Where are the female founders?
I attended a session titled ‘Where Are the Female Founders’ and what came up was something more specific than the familiar statistics. It was about the moments inside our own institutions where the gap gets wider.
As Technology Transfer Officers (TTOs) we have a responsibility to ensure we are supporting a wide and diverse portfolio of projects. Proactive scouting (going out to the research rather than waiting for it to come to you), came up as one of the most practical responses to this. Working across the North East university ecosystem, I’d argue it’s one of the most important habits we can build, both for pipeline quality and for making the founder community more representative. Programmes like Northern Accelerator’s Future Founders, which builds commercial confidence and entrepreneurial skills in academics, are part of that answer too. If we can reach researchers earlier, we have a much better chance of changing the picture.
The patentability of AI
The third day plenary on Patentability of AI tackled one of the liveliest questions in our field right now: can AI be an inventor? The short answer is no, not as a sole inventor. Case law across most major jurisdictions has settled that a natural person must have conceived the invention.

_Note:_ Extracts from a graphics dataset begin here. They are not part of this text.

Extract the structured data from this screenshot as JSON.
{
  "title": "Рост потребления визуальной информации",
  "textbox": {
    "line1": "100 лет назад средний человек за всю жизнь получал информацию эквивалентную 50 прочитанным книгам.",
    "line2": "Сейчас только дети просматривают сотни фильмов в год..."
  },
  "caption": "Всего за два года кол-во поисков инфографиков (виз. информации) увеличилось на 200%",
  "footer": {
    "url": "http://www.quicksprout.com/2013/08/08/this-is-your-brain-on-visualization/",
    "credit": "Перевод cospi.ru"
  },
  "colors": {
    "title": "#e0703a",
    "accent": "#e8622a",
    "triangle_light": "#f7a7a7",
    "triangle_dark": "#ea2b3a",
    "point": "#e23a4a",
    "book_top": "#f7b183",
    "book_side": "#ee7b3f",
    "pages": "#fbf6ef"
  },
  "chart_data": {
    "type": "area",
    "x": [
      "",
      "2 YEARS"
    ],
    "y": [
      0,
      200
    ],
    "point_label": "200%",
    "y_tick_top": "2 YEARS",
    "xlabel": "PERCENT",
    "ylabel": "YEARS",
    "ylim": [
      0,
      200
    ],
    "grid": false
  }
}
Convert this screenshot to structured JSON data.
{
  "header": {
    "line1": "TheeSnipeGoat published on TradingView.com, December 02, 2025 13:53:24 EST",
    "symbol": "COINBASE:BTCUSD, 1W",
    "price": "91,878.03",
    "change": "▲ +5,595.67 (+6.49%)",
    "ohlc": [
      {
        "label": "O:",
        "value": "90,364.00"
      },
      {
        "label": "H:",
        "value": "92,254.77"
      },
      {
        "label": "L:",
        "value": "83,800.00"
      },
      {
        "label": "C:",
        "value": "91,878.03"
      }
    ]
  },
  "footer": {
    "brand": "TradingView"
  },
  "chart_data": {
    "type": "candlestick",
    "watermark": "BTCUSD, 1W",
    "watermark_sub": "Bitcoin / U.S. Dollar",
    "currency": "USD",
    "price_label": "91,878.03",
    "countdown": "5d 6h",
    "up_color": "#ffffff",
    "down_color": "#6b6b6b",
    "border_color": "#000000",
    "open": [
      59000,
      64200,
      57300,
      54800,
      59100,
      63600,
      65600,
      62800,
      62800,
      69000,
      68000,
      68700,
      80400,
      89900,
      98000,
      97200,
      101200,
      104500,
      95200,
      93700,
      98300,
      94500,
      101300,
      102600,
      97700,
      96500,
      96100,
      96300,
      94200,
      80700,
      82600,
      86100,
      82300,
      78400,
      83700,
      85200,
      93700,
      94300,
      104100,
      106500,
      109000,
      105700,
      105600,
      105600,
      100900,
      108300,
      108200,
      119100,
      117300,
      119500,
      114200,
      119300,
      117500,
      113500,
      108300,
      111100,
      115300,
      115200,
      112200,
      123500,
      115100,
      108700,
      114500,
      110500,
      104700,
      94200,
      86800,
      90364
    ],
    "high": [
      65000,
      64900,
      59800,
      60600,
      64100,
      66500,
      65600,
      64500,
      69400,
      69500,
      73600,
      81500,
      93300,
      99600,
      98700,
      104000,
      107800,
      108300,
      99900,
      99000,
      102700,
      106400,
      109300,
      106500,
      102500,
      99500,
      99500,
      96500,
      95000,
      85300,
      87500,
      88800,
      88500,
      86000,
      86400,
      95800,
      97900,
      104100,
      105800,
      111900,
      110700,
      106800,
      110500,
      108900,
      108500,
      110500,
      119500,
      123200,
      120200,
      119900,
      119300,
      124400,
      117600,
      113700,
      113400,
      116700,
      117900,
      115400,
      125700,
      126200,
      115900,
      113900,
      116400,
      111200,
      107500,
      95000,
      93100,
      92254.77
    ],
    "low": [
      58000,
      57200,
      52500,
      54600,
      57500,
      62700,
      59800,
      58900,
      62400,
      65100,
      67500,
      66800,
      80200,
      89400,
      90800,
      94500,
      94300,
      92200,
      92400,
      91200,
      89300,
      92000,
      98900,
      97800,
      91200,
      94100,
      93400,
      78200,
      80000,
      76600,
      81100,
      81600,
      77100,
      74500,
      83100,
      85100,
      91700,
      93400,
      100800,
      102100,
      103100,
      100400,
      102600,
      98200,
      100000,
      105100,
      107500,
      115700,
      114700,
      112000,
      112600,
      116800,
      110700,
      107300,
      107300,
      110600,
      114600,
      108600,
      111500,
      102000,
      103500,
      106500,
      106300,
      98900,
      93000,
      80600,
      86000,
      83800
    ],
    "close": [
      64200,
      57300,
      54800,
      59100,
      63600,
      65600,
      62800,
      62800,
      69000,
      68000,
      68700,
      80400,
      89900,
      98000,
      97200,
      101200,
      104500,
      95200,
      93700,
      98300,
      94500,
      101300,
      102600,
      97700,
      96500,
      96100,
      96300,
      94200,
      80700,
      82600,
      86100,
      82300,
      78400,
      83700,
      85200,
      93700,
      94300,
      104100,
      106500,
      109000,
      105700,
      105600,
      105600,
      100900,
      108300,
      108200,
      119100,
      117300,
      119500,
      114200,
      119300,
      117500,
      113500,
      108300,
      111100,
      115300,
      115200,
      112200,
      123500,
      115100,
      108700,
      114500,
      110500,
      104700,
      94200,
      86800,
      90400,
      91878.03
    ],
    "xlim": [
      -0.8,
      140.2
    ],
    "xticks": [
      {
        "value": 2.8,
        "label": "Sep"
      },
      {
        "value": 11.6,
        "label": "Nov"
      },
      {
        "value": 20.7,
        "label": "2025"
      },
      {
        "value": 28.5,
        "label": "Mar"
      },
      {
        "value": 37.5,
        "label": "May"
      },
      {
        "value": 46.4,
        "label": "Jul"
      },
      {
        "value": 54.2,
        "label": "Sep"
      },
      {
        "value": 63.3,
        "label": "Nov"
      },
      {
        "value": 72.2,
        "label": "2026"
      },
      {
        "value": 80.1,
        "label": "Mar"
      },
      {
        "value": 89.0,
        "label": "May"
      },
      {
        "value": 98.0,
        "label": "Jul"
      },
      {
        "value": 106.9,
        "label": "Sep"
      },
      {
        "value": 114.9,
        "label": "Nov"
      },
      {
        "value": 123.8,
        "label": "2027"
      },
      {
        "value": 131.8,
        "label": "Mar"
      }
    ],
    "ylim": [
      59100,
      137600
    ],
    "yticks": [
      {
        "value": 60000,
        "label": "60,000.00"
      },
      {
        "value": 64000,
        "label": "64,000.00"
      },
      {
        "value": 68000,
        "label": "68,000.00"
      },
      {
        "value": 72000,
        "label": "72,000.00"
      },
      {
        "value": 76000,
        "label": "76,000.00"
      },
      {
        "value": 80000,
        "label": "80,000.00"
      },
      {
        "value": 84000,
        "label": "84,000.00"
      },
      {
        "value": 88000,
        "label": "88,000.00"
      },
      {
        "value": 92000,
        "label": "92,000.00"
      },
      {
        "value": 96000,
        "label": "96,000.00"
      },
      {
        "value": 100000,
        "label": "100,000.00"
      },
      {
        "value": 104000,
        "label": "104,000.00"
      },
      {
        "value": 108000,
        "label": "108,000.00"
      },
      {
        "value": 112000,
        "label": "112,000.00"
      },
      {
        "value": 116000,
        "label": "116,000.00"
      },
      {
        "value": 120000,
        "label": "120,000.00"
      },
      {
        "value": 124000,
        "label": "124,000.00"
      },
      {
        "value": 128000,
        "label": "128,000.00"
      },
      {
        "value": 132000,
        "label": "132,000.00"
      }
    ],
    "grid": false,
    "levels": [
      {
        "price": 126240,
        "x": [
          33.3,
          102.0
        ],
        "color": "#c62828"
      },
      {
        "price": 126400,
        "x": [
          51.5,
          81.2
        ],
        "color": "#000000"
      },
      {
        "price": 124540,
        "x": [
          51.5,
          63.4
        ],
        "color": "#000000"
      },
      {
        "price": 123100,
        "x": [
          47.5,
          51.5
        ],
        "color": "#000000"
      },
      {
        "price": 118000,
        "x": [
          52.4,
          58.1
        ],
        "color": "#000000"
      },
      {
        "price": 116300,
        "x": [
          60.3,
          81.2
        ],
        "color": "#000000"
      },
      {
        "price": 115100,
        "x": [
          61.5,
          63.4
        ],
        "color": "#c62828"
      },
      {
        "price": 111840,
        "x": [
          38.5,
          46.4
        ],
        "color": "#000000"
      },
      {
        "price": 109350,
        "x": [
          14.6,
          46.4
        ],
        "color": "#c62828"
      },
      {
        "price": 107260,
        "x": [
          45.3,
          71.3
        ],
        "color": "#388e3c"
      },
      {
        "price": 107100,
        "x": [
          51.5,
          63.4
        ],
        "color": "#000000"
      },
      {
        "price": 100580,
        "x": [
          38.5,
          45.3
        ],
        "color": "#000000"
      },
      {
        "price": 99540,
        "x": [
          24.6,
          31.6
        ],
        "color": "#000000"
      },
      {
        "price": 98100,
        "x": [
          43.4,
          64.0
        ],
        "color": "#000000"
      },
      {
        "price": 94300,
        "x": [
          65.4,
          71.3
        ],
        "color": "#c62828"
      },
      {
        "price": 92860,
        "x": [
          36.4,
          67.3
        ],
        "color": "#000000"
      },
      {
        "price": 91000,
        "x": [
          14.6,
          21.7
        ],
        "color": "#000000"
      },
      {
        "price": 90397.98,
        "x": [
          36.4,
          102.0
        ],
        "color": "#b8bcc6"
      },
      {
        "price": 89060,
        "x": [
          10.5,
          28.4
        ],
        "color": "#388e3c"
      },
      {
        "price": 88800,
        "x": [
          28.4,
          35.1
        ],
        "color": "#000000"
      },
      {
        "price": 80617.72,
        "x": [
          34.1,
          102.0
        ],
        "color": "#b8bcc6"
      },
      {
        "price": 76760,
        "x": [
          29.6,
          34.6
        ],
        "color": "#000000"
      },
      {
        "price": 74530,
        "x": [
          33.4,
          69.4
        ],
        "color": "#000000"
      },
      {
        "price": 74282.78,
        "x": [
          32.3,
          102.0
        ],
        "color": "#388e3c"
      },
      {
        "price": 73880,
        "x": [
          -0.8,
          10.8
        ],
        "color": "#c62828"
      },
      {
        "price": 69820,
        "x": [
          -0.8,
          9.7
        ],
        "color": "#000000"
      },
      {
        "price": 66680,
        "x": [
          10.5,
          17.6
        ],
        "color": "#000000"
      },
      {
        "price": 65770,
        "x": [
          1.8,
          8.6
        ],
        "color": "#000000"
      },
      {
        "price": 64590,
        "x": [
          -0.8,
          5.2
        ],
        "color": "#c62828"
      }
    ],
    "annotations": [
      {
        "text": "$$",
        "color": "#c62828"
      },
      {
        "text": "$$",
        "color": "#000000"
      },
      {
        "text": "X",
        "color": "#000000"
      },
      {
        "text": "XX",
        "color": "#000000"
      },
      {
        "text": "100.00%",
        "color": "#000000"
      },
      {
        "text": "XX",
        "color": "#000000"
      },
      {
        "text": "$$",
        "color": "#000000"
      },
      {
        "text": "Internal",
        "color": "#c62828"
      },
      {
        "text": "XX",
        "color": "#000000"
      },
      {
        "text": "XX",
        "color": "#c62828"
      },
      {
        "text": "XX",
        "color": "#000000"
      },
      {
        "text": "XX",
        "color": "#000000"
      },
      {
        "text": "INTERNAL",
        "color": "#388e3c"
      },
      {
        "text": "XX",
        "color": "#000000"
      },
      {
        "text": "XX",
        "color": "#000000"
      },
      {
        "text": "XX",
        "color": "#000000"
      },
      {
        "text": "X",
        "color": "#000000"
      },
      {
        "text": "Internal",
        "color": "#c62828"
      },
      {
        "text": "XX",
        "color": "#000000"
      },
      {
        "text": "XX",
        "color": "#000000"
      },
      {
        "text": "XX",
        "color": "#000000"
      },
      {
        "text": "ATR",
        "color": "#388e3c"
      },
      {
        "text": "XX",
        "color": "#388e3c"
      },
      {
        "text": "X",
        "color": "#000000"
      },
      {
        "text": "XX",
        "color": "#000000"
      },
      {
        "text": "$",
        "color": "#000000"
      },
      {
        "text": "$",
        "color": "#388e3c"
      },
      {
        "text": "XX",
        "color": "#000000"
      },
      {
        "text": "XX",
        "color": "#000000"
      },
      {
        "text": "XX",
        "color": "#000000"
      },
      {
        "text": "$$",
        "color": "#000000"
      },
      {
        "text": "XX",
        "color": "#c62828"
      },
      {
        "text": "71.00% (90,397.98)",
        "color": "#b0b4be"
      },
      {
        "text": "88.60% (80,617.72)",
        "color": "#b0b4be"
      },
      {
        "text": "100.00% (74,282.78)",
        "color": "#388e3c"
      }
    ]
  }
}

But the more interesting question isn’t the clear-cut case. As AI becomes more embedded in research pipelines, in drug discovery, materials science, engineering, the line between AI as a tool and AI as a genuine contributor to an invention is getting harder to draw. For those of us in technology transfer, the practical ask is already here. In every invention disclosure conversation, we need to be asking how AI was used and at what stage.
Learning on the job
I also had the privilege of presenting at ASTP this year as part of the Knowledge Stock Exchange, alongside Snehal Kadam from the University of Hull. Our session titled Foundations for a Career in Technology Transfer: Insights from the Early Years, looked at what actually shapes people in the first few years, and what the sector could do better.
The headline finding won’t surprise anyone who’s worked in TT for long, that no degree prepares you for it. The role sits at the intersection of science, business and law, and on the job learning is the primary way people develop, by shadowing colleagues, being in difficult rooms, getting comfortable with not having the answer.
Building relationships with industry partners was rated the hardest ongoing challenge regardless of experience level, which tracks with everything we see at Northern Accelerator. It never really gets easier, you just get better at it. It’s also part of why programmes like Executives into Business matter, embedding experienced business leaders alongside academic founders isn’t just good for the spinout, it’s a way of modelling what those cross-sector relationships look like in practice.
To Close
In the North East, a region that has built its innovation ecosystem through genuine collaboration and a long-term commitment to its communities, these questions feel particularly live. An odd combination of topics, perhaps. But working in Northern Accelerator, an ecosystem built on the idea that geography shouldn’t limit whose ideas get to make an impact, they all feel connected. But the same question, who gets to participate, and on whose terms, runs through all four of these conversations.